A Milestone Passed: The 2012 Farm Bill Survives the Senate

This is the latest in a series of posts I’m writing for Flavor Magazine’s blog examining the intersection of food, politics, and policy.

The Mount Lemmon Marathon–an annual race held outside Tuscon, Arizona–starts in the desert floor and ends in the village of Summerhaven near the top of the highest peak in the Santa Catalina Mountain range. From start to finish, the course’s elevation increases 6,000 feet, all uphill.

Two thousand miles to the east, in Washington, DC, the effort to pass major legislation through Congress is often compared to a marathon. This week, the 2012 Farm Bill officially passed the halfway point.

After several weeks of uncertainty, the Senate passed its version of the bill on Thursday on a bipartisan vote of 64-35. The breakthrough came on Monday night, when Majority Leader Harry Reid (D-NV) announced that an agreement had been reached to vote on 73 amendments (out of the over 300 that had originally been filed), followed by a vote on final passage.

The victory represented a major victory for Senate Agriculture Chairwoman Debbie Stabenow (D-MI), who (along with Senator Pat Roberts of Kansas, her Republican counterpart on the Committee) kept hope alive during a sometimes chaotic Senate debate, and managed to push, coax, and barter her way to an agreement that her colleagues could live with, and a final bill that a ragtag faction of legislators could support.

Here are some of the main take-aways from this month’s Senate debate:

  • The fact that bill supporters were able to secure unanimous consent for the agreement (a requisite for nearly all Senate actions) suggests that senators on all sides of the debate viewed the 73 amendments as largely reflective of the main issues at stake. But since the bill’s opponents could have easily blocked the agreement, it is also indicative of the power of the Farm Bill’s constituencies in a difficult political environment.
  • Senators who voted against the bill on final passage fell into three camps: (1) southerners concerned that the bill’s new insurance-based subsidy system skewed its benefits toward midwestern crops and away from southern ones; (2) Tea Party sympathizers on the Republican side opposed in principle to large spending programs; and (3) liberal Democrats who were against the measure’s cuts to the food stamp program.
  • From a political perspective, it may have helped that Chairwoman Stabenow consistently sought to frame the bill in terms of its impact on jobs, is fiscal restraint, and its move away from some of the most controversial agriculture subsidies.
  • While most of the 73 amendments included in the agreement were more about putting senators on record with respect to certain issues than about actually amending the bill (as expected, a large majority of the amendments were voted down), two amendments making relatively significant policy changes passed: an amendment to limit crop insurance subsidies going to the largest farms, and one to require crop insurance program participants to comply with certain conservation requirements.

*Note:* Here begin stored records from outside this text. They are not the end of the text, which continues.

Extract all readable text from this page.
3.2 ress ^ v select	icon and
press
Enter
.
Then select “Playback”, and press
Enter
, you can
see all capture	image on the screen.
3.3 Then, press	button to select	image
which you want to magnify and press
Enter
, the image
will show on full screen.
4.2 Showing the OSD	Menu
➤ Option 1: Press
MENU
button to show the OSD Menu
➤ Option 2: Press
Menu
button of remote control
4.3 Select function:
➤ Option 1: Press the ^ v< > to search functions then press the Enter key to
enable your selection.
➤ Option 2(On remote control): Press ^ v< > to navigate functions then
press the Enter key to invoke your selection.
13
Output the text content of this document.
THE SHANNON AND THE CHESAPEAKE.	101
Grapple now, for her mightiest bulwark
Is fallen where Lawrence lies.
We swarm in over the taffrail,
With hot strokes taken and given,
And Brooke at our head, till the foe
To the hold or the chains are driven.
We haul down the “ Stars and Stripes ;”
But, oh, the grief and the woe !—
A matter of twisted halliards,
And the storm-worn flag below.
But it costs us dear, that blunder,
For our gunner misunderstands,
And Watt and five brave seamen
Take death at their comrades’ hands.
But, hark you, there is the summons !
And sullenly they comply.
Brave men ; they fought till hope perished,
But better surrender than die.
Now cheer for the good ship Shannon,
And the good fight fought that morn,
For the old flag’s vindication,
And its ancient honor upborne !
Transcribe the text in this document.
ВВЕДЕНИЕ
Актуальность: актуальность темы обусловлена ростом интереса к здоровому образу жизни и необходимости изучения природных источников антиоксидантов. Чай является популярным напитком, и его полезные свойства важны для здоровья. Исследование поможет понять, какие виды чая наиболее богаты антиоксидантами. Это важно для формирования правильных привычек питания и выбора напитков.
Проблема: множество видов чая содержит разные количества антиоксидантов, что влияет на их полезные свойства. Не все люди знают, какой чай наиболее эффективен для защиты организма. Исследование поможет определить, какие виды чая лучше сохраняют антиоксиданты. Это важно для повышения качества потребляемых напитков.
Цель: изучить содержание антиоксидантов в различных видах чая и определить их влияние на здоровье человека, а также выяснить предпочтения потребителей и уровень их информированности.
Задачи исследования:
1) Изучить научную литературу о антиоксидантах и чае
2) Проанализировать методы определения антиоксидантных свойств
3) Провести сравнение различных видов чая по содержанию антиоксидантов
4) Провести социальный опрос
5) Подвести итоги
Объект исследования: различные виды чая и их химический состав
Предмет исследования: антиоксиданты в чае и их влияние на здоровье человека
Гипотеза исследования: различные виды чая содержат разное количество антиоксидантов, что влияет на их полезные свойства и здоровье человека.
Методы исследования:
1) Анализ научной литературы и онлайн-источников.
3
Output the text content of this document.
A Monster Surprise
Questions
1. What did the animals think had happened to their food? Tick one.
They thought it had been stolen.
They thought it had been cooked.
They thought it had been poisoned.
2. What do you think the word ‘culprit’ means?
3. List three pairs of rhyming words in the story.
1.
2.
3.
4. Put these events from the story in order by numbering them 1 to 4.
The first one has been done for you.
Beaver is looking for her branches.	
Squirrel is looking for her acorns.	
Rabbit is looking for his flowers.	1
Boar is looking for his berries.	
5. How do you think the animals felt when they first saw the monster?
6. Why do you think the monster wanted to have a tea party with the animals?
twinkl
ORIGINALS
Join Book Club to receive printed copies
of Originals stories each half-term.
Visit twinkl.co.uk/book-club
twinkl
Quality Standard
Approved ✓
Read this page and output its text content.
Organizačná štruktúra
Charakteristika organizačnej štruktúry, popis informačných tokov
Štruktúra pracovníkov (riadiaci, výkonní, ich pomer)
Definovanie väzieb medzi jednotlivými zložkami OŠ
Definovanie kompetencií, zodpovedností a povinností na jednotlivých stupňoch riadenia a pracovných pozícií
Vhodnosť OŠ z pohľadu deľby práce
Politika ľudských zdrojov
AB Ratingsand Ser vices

The debate now shifts to the House of Representatives, where Agriculture Committee Chairman Frank Lucas (R-OK) has been posturing to increase the odds that his version of the bill can get an airing before the full House. On substance, the deepest divide between the Senate and House versions of the bill center on the food stamp program, to which the House bill would make significantly larger cuts.

More generally, while the bill’s relatively bloodless Senate passage gives it momentum, the dynamic is far more complicated in the House, whose rules heavily tilt the playing field toward a Republican majority with a large contingent of Tea Party-backed spending hawks.

Should negotiations stall as we get closer to September 30–the expiration date on the last Farm Bill–the debate is likely to take on added urgency as legislators face up to another daunting scenario: the prospect of having to pass a temporary extension of current programs to avoid reverting to outdated and potentially draconian policies of the 30s and 40s.

For now, the bill steps back from center stage, and its proponents can take a breather before gearing up for the next leg of the race. And as the finish line gets closer, the course seems to only be getting steeper.